The company's development history shows reliance on multiple rounds of financing: an RMB 80 million Series A round shortly after its 2018 founding, an RMB 313 million Series B+ round in December 2020, and a $131 million Series C round in July 2025, resulting in a post-investment valuation of RMB 3.936 billion.

The frequent fundraising success is significantly attributed to the资深 industry履历 of founder Cao Guoqing. He previously worked for over a decade at Eli Lilly in the US, responsible for innovative drug R&D. During his tenure at Jiangsu Hengrui Pharmaceuticals Co.,Ltd. from 2012 to 2017, he served as Group Vice President overseeing the entire project management of early-stage antibody biologics and small molecule drugs. Currently, the company's R&D team consists of 107 employees, with over 40.2% holding postgraduate degrees.

However, in recent years, investors in Hong Kong's biotech sector have shifted their focus from merely valuing pipeline size to paying closer attention to commercialization capabilities and cash flow health. Mingyu's filing comes as the Hong Kong IPO market shows signs of recovery. Its success in listing and achieving a reasonable valuation will ultimately depend on market recognition of its pipeline's differentiated value and commercial potential. For Mingyu Pharma, as the ADC and bispecific antibody赛道 become increasingly crowded, accelerating the clinical progress of its core pipeline, expanding out-licensing collaborations, and building a commercial team are likely to be the three critical challenges it must urgently address in the future.

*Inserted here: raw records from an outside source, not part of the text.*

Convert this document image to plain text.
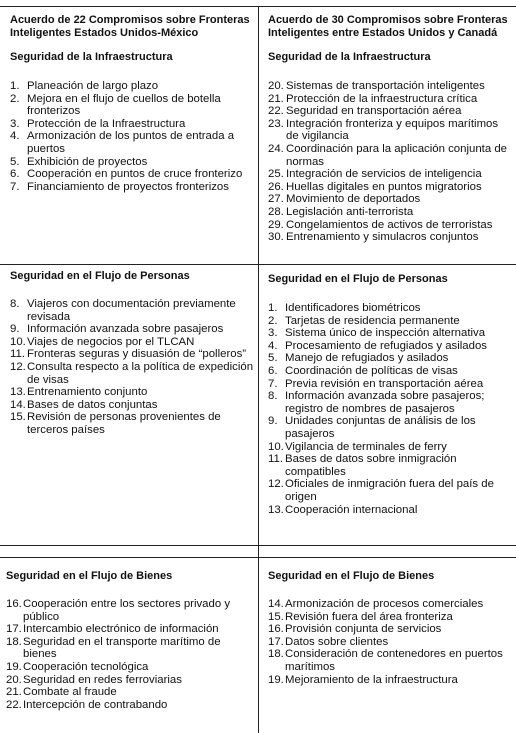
Acuerdo de 22 Compromisos sobre Fronteras Inteligentes Estados Unidos-México
Acuerdo de 30 Compromisos sobre Fronteras Inteligentes entre Estados Unidos y Canadá
Seguridad de la Infraestructura	Seguridad de la Infraestructura
1. Planeación de largo plazo
2. Mejora en el flujo de cuellos de botella fronterizos
3. Protección de la Infraestructura
4. Armonización de los puntos de entrada a puertos
5. Exhibición de proyectos
6. Cooperación en puntos de cruce fronterizo
7. Financiamiento de proyectos fronterizos
20. Sistemas de transportación inteligentes
21. Protección de la infraestructura crítica
22. Seguridad en transportación aérea
23. Integración fronteriza y equipos marítimos de vigilancia
24. Coordinación para la aplicación conjunta de normas
25. Integración de servicios de inteligencia
26. Huellas digitales en puntos migratorios
27. Movimiento de deportados
28. Legislación anti-terrorista
29. Congelamientos de activos de terroristas
30. Entrenamiento y simulacros conjuntos
Seguridad en el Flujo de Personas	Seguridad en el Flujo de Personas
8. Viajeros con documentación previamente revisada
9. Información avanzada sobre pasajeros
10. Viajes de negocios por el TLCAN
11. Fronteras seguras y disuasión de “polleros”
12. Consulta respecto a la política de expedición de visas
13. Entrenamiento conjunto
14. Bases de datos conjuntas
15. Revisión de personas provenientes de terceros países
1. Identificadores biométricos
2. Tarjetas de residencia permanente
3. Sistema único de inspección alternativa
4. Procesamiento de refugiados y asilados
5. Manejo de refugiados y asilados
6. Coordinación de políticas de visas
7. Previa revisión en transportación aérea
8. Información avanzada sobre pasajeros; registro de nombres de pasajeros
9. Unidades conjuntas de análisis de los pasajeros
10. Vigilancia de terminales de ferry
11. Bases de datos sobre inmigración compatibles
12. Oficiales de inmigración fuera del país de origen
13. Cooperación internacional
Seguridad en el Flujo de Bienes	Seguridad en el Flujo de Bienes
16. Cooperación entre los sectores privado y público
17. Intercambio electrónico de información
18. Seguridad en el transporte marítimo de bienes
19. Cooperación tecnológica
20. Seguridad en redes ferroviarias
21. Combate al fraude
22. Intercepción de contrabando
14. Armonización de procesos comerciales
15. Revisión fuera del área fronteriza
16. Provisión conjunta de servicios
17. Datos sobre clientes
18. Consideración de contenedores en puertos marítimos
19. Mejoramiento de la infraestructura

Disclaimer: Investing carries risk. This is not financial advice. The above content should not be regarded as an offer, recommendation, or solicitation on acquiring or disposing of any financial products, any associated discussions, comments, or posts by author or other users should not be considered as such either. It is solely for general information purpose only, which does not consider your own investment objectives, financial situations or needs. TTM assumes no responsibility or warranty for the accuracy and completeness of the information, investors should do their own research and may seek professional advice before investing.